« L’Europe dépense chaque année des centaines de milliards pour importer son énergie. Une dépendance qui nous affaiblit, qui pèse sur nos économies et qui nous expose aux crises. Il est temps de changer de logique », déclarent Yvan Verougstraete, président des Engagés, et Jean-Luc Crucke, ministre du Climat et de la Transition environnementale.

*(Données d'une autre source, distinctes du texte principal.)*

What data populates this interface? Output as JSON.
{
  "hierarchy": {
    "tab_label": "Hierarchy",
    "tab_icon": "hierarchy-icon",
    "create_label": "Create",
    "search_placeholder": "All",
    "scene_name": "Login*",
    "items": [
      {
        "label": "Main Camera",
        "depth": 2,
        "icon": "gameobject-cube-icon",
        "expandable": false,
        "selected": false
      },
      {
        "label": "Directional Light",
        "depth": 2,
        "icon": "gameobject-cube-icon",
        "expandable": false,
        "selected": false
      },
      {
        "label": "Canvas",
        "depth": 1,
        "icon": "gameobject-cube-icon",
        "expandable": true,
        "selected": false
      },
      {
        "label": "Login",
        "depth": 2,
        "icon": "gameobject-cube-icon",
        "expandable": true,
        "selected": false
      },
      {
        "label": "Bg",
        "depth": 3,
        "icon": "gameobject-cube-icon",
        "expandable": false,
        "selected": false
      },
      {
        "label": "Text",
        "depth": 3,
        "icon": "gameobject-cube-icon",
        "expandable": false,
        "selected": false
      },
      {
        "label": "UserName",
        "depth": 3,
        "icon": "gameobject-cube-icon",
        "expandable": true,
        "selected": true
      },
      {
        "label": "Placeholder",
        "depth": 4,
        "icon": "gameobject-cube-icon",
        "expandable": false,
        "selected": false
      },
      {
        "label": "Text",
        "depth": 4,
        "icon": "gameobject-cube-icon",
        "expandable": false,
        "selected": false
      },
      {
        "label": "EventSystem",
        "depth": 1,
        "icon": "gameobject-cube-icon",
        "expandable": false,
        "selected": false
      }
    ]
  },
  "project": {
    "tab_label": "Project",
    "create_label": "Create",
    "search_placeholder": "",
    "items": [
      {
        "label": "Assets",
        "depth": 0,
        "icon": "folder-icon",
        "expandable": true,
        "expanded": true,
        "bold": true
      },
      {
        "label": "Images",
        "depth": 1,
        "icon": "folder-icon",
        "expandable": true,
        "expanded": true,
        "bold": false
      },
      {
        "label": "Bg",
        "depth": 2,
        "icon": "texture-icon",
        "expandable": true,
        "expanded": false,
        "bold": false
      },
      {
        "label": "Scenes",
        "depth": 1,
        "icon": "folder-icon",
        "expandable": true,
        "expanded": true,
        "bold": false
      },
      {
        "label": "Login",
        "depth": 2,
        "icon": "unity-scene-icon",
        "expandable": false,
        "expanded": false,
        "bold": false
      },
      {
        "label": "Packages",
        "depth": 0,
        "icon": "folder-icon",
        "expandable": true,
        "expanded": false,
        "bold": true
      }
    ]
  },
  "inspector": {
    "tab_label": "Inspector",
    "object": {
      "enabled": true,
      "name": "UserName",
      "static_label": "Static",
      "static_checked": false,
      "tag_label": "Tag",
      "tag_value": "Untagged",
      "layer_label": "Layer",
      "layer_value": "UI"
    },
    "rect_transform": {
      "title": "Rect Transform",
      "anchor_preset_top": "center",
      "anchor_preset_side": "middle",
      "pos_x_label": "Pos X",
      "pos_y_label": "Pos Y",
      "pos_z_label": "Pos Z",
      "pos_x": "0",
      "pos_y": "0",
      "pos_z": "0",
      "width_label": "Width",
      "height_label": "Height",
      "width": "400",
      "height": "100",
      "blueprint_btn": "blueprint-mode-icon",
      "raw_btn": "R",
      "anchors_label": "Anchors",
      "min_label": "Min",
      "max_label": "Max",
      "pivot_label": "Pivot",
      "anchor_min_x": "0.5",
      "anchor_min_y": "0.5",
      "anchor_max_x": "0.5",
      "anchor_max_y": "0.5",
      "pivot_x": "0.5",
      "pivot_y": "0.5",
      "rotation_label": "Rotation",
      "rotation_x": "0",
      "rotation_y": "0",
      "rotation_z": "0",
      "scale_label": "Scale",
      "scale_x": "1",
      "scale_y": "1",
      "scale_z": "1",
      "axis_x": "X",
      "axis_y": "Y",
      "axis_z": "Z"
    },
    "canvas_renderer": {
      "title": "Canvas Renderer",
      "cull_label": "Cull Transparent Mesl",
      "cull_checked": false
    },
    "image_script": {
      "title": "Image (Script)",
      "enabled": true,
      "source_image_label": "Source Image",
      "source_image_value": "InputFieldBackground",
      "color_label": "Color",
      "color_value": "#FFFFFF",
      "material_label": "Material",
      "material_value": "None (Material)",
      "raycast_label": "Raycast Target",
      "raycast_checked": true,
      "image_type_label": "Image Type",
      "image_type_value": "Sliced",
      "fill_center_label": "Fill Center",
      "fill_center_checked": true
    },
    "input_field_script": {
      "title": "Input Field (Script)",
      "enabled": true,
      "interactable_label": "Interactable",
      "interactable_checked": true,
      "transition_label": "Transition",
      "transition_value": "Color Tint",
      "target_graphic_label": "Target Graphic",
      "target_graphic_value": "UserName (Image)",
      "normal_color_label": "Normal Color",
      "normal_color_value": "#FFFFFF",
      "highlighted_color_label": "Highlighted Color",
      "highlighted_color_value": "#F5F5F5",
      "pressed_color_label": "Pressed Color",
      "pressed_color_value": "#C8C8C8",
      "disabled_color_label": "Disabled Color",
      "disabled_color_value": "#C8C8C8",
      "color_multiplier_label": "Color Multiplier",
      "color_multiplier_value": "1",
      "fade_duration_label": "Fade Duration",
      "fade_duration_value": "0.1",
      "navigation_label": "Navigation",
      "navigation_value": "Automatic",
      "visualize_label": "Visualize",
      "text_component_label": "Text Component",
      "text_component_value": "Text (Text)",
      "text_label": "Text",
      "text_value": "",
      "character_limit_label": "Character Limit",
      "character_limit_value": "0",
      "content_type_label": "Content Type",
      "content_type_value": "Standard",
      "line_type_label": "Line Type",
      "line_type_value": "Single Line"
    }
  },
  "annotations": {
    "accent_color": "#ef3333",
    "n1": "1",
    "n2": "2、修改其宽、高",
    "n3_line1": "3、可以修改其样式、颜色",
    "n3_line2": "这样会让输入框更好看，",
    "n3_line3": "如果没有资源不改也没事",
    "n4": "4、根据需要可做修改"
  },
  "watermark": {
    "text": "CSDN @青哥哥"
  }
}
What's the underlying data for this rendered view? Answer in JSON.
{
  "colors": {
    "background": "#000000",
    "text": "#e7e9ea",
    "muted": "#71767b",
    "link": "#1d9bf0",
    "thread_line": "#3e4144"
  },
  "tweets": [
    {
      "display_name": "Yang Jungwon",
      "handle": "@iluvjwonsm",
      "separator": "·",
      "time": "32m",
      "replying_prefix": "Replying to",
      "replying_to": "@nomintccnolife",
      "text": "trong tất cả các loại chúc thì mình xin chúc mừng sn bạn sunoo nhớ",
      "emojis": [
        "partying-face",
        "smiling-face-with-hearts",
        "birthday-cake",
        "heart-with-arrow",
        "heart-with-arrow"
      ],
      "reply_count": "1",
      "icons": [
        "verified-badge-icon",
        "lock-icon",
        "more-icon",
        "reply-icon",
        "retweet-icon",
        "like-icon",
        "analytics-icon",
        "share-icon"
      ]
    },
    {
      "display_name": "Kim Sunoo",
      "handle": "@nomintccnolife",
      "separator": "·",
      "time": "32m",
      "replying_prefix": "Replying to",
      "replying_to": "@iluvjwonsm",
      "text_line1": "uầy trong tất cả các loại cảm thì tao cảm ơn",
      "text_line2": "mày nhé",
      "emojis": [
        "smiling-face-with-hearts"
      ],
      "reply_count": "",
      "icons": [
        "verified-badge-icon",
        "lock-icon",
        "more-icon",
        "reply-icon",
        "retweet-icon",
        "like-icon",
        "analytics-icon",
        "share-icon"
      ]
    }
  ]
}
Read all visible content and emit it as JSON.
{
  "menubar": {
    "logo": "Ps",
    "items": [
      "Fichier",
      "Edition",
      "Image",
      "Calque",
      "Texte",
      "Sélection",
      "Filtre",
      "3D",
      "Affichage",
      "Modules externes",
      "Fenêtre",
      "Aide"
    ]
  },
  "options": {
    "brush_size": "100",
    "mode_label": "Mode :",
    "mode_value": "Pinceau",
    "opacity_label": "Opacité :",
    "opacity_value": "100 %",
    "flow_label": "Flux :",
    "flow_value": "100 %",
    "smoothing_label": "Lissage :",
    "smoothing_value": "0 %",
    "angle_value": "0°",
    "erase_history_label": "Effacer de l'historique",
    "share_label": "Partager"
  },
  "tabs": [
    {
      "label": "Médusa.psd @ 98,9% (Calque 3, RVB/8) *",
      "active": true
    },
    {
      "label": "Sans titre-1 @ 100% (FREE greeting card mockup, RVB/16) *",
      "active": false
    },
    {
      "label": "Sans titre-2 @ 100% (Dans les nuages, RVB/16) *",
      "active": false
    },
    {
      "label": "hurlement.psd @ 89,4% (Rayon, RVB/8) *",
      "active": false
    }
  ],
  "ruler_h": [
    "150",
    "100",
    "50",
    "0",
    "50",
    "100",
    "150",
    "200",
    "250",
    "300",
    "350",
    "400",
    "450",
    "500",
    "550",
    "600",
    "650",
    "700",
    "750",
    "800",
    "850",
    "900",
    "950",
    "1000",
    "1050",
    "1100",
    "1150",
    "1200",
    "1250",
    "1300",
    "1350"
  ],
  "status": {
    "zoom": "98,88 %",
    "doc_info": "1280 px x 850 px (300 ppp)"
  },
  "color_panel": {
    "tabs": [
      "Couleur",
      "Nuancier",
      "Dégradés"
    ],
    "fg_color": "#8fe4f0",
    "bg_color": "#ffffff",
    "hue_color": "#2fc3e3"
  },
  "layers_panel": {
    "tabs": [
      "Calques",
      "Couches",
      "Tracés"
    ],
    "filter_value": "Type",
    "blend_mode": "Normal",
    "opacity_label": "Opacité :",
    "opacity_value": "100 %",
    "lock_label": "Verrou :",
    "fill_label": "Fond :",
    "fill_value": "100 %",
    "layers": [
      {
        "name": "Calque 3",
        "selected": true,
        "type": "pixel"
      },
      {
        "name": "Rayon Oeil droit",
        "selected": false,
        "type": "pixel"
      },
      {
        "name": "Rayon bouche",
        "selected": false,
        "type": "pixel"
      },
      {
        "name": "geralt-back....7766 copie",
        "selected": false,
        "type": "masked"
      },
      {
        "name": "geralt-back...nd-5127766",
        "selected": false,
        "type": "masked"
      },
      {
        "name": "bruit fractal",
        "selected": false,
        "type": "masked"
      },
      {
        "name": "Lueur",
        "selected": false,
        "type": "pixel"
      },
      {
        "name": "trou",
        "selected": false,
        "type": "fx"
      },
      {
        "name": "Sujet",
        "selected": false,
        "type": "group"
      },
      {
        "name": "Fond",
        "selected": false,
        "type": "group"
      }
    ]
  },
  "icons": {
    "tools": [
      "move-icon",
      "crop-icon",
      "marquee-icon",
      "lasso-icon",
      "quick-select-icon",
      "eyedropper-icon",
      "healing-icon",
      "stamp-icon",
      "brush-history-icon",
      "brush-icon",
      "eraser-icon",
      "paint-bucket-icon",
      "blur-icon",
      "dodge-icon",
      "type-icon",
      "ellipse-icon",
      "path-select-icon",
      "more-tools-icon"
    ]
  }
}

Pour Jean-Luc Crucke, la Belgique doit utiliser tous les leviers disponibles pour réussir sa transition énergétique. « Renforcer notre capacité nucléaire est un choix de responsabilité, à condition bien entendu que les audits préalables, techniques, financiers et de sûreté confirment la pertinence et la viabilité d’un tel choix. Mais ce ne sera pas suffisant. Arrêtons d’opposer nucléaire et renouvelable. Nous devons investir massivement dans les renouvelables, renforcer nos réseaux et construire un mix énergétique solide et flexible. »
Création d’un fonds belge de souveraineté énergétique et d’électrification
Notre mouvement propose ainsi la création d’un fonds capable de mobiliser plusieurs milliards d’euros par an pendant dix ans afin de soutenir les infrastructures stratégiques : production d’énergie décarbonée, réseaux, stockage, isolation et électrification industrielle.
L’enjeu dépasse largement la Belgique. « En 2025, l’Union européenne a dépensé 340 milliards d’euros pour importer des énergies fossiles. Nous sommes en train de financer notre propre affaiblissement », rappelle Yvan Verougstraete.
La Belgique n’y arrivera pas sans l’Europe. Les Engagés demandent dès lors à l’Union européenne d’activer la clause de sauvegarde budgétaire afin de permettre un investissement exceptionnel dans l’indépendance énergétique européenne.
« Pour la Défense, l’Europe a su activer des leviers financiers considérables pour faire face à une crise majeure. L’énergie est aujourd’hui un enjeu du même ordre : une question de sécurité, de souveraineté, de prospérité et de résilience. On a besoin d’un New Deal sur l’énergie », soulignent les deux responsables politiques.
Un levier de relance économique européen
Au-delà de l’enjeu climatique, Les Engagés voient dans ce « New Energy Deal » un puissant levier de relance économique.
« Investir dans nos infrastructures énergétiques, c’est soutenir l’emploi, renforcer nos chaînes de valeur et recréer de l’activité sur notre territoire », insiste Yvan Verougstraete.
Pour Les Engagés, ces investissements constituent une « dette utile » : une dette qui réduit les dépenses futures liées aux importations fossiles tout en créant de la richesse et de l’emploi en Europe.
« Soit nous continuons à subir et à payer le prix de notre dépendance, soit nous investissons pour reprendre le contrôle. Nous appelons à la mise en place d’un véritable New Energy Deal européen afin de garantir notre souveraineté énergétique et redonner aux Européens la maîtrise du prix de leur énergie », concluent Jean-Luc Crucke et Yvan Verougstraete.